Official figures with regards to final fuel consumption and emission data have not been released but preliminary figures are pointing to 36 city/38 highway mpg on CVT-equipped model and 31 city/37 highway mpg for a manual transmission.
In standard form, the car is equipped with a six-speed manual gearbox, 16-inch aluminum wheels, dual-stage front, front-side, side and side-curtain airbags, USB capable CD/radio with six speakers, climate control, power windows and locks, and cruise control.
The car owner may also opt to equip the car with high-intensity discharge lighting, fog lamps, a premium stereo, Bluetooth, and leather-wrapped wheel and satellite navigation. Pricing information is not yet available. However, sources say that the CR-Z Sport hybrid coupe is likely to have the same range as the Insight.

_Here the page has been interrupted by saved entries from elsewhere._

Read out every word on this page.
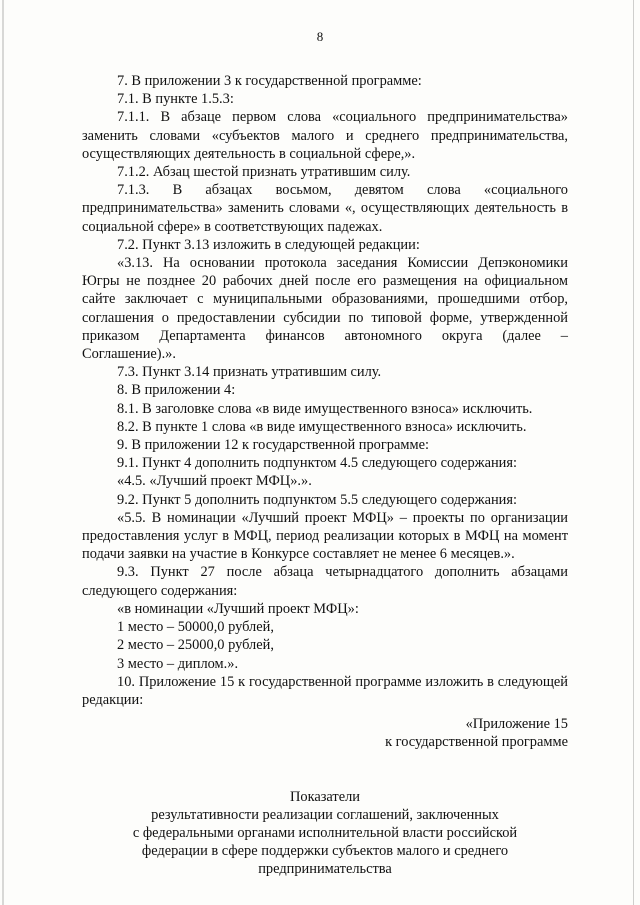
8

7. В приложении 3 к государственной программе:

7.1. В пункте 1.5.3:

7.1.1. В абзаце первом слова «социального предпринимательства» заменить словами «субъектов малого и среднего предпринимательства, осуществляющих деятельность в социальной сфере,».

7.1.2. Абзац шестой признать утратившим силу.

7.1.3. В абзацах восьмом, девятом слова «социального предпринимательства» заменить словами «, осуществляющих деятельность в социальной сфере» в соответствующих падежах.

7.2. Пункт 3.13 изложить в следующей редакции:

«3.13. На основании протокола заседания Комиссии Депэкономики Югры не позднее 20 рабочих дней после его размещения на официальном сайте заключает с муниципальными образованиями, прошедшими отбор, соглашения о предоставлении субсидии по типовой форме, утвержденной приказом Департамента финансов автономного округа (далее – Соглашение).».

7.3. Пункт 3.14 признать утратившим силу.

8. В приложении 4:

8.1. В заголовке слова «в виде имущественного взноса» исключить.

8.2. В пункте 1 слова «в виде имущественного взноса» исключить.

9. В приложении 12 к государственной программе:

9.1. Пункт 4 дополнить подпунктом 4.5 следующего содержания:

«4.5. «Лучший проект МФЦ».».

9.2. Пункт 5 дополнить подпунктом 5.5 следующего содержания:

«5.5. В номинации «Лучший проект МФЦ» – проекты по организации предоставления услуг в МФЦ, период реализации которых в МФЦ на момент подачи заявки на участие в Конкурсе составляет не менее 6 месяцев.».

9.3. Пункт 27 после абзаца четырнадцатого дополнить абзацами следующего содержания:

«в номинации «Лучший проект МФЦ»:

1 место – 50000,0 рублей,

2 место – 25000,0 рублей,

3 место – диплом.».

10. Приложение 15 к государственной программе изложить в следующей редакции:

«Приложение 15

к государственной программе

Показатели
результативности реализации соглашений, заключенных
с федеральными органами исполнительной власти российской
федерации в сфере поддержки субъектов малого и среднего
предпринимательства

While the Honda CR-Z is a unique car, its connection with the CR-X is rather obvious when considering the original design and aim. When the CR-X was originally launched way back in 1983, it received a warm response from the U.S. and Europe market. Agile and compact at the same time, it managed to change how people thought of Honda.

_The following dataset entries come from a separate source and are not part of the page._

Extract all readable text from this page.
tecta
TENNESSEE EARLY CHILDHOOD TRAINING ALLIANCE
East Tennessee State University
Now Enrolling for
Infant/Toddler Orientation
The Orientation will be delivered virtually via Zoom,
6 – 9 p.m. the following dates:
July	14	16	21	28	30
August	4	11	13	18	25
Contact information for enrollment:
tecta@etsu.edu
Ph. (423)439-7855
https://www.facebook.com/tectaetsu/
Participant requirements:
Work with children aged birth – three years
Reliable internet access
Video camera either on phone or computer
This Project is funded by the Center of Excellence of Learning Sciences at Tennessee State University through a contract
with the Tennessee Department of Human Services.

This 2+2 compact coupe has a shallow sloping roof line and a double window rear hatch. Furthermore, it is clear that the car’s design was greatly influenced mainly by the need to be more aerodynamic thus making it light and compact. However, what many people do not know is that the reason the CR-X was created in the first place was to get the top rating in terms of fuel economy as set by the EPA. It was also aimed at breaking the U.S. barrier of 50 mpg.
With a lighter weight and a more compact wheelbase, the Honda CR-X turned out to be a car that was fun to drive and one that provided good handling. Takonobu Ito, CEO and President of Honda, said that the company knew that there was a need to have more cars that are environmentally-friendly.
Ito made this comment during the 2010 Detroit motor show where the CR-Z also made its first appearance. During that same motor show, Ito shared that it was during the 1980s when he first arrived for his first U.S. assignment. He helped developed the chassis of the CR-X first generation, then known as the "pocket rocket," as a young engineer for Honda, Ito added.
Ito recalls that the CR-X showed people that a car can be both fuel efficient while being sporty. Times may have changed but the notion of developing cars that offer driving fun and fuel efficiency remains to be alive and well.